Akibat tindakannya tersebut, pihak Polres Sukabumi langsung mengambil tindakan. Menurut informasi yang didapat, pria tersebut merupakan salah satu warga dari Kecamatan Warudoyong, Kota Sukabumi.
“Terkait ada video viralnya di media sosial, saat ini kami sudah komunikasi dengan orang tuanya dan permasalahan ini sudah ditangani oleh Polres sukabumi kota,” ucap Kepala Satuan (Kasat) Intelijen dan Keamanan (Intelkam) Polres Sukabumi Kota AKP Sonson Sudarsono dikutip dari detikJabar, Kamis (5/5/2022).
Pihak Polres Sukabumi sendiri mengatakan akan mendalami lebih lanjut mengenai kasus ini serta berencana akan meminta keterangan dari pembuat video. Pihak Polres Sukabumi mengaku sudah memanggil orang tua terdua pembuat video dan akan dimintai keterangan juga.

“Kita akan dalami dulu yang bersangkutan dan videonya itu apakah betul dia yang membuatnya atau diedit atau seperti apa karena medsos ini bisa direkayasa,” ujar Sonson.
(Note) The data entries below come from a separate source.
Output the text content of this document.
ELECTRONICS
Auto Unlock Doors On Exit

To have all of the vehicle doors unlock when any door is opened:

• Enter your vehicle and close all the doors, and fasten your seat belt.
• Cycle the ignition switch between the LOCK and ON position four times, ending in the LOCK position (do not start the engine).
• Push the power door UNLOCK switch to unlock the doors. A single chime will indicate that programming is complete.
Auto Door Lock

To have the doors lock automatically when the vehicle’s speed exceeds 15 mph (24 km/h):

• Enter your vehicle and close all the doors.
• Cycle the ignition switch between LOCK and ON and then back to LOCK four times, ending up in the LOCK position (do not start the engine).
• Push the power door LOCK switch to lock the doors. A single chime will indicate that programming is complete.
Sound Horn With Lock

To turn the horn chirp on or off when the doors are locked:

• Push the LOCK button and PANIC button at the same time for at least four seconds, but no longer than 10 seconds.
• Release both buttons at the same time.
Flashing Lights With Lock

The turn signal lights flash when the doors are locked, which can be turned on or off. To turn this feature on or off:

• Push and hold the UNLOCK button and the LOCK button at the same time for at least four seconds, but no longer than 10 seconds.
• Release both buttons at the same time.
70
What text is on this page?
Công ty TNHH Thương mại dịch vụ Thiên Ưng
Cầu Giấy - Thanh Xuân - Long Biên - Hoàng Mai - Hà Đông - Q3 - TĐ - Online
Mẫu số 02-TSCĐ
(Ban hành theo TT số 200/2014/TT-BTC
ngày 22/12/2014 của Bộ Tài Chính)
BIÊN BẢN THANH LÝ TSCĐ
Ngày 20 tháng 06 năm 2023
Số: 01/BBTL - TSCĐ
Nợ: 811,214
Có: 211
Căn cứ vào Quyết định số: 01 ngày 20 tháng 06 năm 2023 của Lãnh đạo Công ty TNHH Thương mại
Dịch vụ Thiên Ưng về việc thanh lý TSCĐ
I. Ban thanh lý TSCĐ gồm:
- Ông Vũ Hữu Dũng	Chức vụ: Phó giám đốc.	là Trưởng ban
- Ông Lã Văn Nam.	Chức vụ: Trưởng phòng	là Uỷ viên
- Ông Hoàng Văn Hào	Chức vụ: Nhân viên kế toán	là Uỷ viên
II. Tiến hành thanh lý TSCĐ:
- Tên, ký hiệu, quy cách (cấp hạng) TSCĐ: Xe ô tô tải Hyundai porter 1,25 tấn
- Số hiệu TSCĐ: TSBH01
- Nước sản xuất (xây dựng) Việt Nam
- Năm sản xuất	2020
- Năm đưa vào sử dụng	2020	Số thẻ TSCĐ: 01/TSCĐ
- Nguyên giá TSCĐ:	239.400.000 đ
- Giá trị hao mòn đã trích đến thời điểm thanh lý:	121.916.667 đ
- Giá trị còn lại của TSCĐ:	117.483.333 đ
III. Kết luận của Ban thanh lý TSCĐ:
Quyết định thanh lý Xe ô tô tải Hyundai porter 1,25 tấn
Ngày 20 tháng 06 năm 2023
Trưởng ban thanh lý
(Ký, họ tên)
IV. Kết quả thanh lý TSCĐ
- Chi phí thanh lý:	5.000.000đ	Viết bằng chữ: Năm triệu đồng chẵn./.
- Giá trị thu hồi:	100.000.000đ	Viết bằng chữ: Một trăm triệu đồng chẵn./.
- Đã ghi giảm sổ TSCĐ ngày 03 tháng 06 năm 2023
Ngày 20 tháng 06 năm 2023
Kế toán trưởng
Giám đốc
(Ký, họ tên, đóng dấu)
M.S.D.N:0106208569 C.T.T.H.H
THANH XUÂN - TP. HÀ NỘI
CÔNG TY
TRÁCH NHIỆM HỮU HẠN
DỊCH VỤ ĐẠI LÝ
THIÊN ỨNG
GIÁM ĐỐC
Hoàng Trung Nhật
“Yang bersangkutan orang tuanya sudah kami hubungi dan malam ini tidak ada di sini karena sedang melaksanakan kegiatan silaturahmi di Palabuhanratu. Jadi kami sudah komunikasi dan kami nanti akan undang yang bersangkutan, orang tuanya ke Polres Sukabumi Kota,” kata Sonson.
Akibat viralnya video yang menantang umat Islam sambil menginjakkan Al-Quran, masyarakat Indonesia, khususnya dari organisasi masyarakat dan tokoh agama, dihimbau untuk bersabar dan percaya kepada kepolisian untuk menangani kasus ini secara tepat.
“Kami mohon kepada seluruh warga masyarakat, baik ormas islam dan seluruh tokoh agama, yang ada di sini dan masih dalam kondisi Lebaran, jadi mohon kepada Saudara-saudara bahwa kegiatan ini disampaikan kepada rekan-rekan ormas atau Saudara-saudara yang mengetahui kejadian video tersebut bahwa permasalahan ini sudah ditangani oleh kepolisian dan akan ditindaklanjuti,” ucap Sonson.